The description of the Yearling badge is:
Active member for a year, earning at least 200 reputation. This badge can be awarded multiple times.
That means you only get the badge for years in which you earned 200 reputation on the site. So if you'd asked one or more questions and received upvotes on them some previous year, you might have fallen short of getting the 200 reputation under the old system. If under the brand new (or perhaps, original) reputation system you do earn 200 reputation for the year, you get the badge for that year. (You can earn the badge even if you didn't participate on the site during the year, by the way.)
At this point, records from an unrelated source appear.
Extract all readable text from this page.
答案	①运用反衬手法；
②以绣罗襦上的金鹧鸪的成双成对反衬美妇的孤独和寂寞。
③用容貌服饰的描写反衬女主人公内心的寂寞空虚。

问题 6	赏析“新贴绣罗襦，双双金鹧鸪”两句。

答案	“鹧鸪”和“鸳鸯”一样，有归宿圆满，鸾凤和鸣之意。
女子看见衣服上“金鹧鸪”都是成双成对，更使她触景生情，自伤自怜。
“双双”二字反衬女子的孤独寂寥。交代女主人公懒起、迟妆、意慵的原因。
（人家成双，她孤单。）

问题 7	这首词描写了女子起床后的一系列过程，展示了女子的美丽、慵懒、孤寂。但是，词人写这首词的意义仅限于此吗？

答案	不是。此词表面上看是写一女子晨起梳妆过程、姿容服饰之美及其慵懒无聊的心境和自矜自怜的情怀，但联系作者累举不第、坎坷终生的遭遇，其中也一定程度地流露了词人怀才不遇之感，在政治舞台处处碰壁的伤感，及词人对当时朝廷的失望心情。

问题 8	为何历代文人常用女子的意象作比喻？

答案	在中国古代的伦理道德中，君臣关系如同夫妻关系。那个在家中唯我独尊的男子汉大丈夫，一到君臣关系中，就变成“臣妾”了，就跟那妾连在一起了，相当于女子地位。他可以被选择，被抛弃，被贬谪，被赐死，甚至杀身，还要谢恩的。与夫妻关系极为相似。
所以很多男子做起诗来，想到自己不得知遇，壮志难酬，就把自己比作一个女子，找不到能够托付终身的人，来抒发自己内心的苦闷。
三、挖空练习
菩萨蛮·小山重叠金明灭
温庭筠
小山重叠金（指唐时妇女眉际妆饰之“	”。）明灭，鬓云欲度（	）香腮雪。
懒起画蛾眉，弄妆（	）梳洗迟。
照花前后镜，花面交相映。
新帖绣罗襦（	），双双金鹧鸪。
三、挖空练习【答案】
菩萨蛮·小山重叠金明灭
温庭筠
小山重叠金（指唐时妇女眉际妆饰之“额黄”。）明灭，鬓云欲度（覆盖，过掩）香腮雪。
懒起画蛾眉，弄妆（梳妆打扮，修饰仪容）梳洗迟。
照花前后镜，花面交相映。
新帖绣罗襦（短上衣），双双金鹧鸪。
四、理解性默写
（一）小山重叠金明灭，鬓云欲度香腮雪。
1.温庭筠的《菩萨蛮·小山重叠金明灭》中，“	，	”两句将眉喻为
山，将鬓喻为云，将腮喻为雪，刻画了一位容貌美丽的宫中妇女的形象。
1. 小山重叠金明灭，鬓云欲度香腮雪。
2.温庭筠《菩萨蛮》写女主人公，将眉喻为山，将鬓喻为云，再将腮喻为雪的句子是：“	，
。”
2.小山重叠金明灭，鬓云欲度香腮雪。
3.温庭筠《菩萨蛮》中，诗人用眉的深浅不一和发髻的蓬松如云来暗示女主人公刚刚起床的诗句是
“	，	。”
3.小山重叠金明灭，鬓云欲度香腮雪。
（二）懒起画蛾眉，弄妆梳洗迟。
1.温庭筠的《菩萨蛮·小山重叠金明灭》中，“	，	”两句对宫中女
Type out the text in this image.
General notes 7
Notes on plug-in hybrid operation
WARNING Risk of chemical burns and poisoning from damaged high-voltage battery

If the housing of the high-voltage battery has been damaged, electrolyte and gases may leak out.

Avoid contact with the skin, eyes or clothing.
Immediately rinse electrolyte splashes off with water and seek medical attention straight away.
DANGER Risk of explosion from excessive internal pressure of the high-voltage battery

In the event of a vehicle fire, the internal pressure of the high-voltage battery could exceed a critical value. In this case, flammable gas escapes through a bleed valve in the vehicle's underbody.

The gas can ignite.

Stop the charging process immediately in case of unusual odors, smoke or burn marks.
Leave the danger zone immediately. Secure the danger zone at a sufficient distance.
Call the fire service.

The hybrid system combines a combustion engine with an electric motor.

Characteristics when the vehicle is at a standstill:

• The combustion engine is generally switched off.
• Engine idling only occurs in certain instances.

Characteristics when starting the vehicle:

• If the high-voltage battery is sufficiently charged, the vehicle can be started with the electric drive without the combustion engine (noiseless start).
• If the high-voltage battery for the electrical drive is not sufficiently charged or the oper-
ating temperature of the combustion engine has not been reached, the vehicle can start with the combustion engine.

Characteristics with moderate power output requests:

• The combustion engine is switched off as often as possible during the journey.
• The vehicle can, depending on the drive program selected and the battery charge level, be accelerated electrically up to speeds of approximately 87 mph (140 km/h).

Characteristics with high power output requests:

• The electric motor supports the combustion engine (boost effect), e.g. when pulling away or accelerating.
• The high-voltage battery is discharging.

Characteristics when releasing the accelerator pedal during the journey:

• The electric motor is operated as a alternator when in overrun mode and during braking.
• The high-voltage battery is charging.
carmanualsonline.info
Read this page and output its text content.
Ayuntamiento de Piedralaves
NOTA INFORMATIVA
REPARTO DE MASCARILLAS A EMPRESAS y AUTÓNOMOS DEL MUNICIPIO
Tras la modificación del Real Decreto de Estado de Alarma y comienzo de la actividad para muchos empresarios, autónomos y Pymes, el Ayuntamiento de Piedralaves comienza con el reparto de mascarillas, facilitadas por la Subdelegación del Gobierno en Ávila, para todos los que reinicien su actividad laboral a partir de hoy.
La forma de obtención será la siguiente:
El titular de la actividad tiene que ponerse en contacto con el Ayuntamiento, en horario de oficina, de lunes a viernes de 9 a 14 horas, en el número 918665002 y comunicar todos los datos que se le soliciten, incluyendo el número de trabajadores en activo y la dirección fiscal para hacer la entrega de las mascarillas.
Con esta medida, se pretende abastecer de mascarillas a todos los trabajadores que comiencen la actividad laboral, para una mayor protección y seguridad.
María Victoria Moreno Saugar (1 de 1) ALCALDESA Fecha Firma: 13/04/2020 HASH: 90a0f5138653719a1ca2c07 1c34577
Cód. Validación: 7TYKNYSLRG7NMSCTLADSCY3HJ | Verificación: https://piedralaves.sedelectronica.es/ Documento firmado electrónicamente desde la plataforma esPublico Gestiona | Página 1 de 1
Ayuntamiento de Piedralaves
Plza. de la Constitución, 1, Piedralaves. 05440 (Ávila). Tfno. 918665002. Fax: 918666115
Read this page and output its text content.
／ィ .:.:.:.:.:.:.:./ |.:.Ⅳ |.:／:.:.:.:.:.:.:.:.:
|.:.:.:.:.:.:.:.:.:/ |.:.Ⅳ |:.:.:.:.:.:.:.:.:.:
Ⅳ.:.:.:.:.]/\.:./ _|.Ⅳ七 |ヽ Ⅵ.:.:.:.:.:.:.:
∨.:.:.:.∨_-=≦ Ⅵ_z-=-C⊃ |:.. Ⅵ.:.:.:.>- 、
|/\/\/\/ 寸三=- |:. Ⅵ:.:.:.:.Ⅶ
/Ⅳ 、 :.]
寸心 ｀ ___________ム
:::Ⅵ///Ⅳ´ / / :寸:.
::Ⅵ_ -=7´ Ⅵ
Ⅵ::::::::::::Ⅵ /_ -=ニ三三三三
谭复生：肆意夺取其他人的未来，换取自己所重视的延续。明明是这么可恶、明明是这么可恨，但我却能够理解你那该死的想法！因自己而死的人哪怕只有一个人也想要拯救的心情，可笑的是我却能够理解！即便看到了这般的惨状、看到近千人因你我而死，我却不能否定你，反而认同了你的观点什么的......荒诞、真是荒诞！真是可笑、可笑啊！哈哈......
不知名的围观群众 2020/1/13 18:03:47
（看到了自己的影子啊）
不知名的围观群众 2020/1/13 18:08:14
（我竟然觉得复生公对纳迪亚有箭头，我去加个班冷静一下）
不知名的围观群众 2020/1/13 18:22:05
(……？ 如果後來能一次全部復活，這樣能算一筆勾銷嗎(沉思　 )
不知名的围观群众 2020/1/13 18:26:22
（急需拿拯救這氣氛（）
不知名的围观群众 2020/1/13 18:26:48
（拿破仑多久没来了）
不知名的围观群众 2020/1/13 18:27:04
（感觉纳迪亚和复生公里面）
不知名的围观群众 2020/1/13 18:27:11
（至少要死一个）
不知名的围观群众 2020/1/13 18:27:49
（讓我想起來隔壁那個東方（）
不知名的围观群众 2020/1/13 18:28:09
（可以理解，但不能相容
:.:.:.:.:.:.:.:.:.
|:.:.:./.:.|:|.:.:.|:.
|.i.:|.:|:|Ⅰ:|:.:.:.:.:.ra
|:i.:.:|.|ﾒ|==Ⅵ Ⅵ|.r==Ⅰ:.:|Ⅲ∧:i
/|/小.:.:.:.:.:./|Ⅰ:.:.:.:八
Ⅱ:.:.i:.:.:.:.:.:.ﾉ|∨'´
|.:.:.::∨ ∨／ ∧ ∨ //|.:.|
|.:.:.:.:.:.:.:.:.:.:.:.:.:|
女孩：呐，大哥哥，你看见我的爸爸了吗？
Unfortunately, there is currently no way to determine from the badge award page which year you've just earned:
I'm pretty sure one of them is this year, but I can't be sure unless I look in the database. But that's odd, I didn't earn 200 reputation any of the years on TeX/LaTeX, but I have 4 Yearlings:
Year Reputation gain
---- ---------------
2011 140
2012 60
2013 70
2014 90
2015 90
2016 90
2017 30
2018 90
2019 60
In fact, it appears the code doesn't exactly do what the description implies:
Select [some columns]
From IntegerRangeCTE years
Cross Join [some other tables]
Where DATEADD(Year, years.i, u.CreationDate) < GETUTCDATE()
And u.Reputation > years.i * 200
Group By [selected columns]
Having COUNT(years.i) > IsNull(b.BadgeCount, 0)
In other words, it seems the code effectively divides the user's reputation by 200 (rounded down) and makes sure that they've served at least that many years and awards no more badges than the user has been on the site. (I believe IntegerRangeCTE
is described in this answer.) So my reputation on TeX/LaTeX went from 585 (two badges) to 825 (four badges) because of question votes and I suddenly earn two more Yearlings.
I don't know if that's reasonable way to award the badge, but it's not really how I read the badge description. Most likely this is a good enough approximation unless you are changing the reputation payout for questions or something crazy like that. At any rate, I think it does explain all the extra Yearling badges.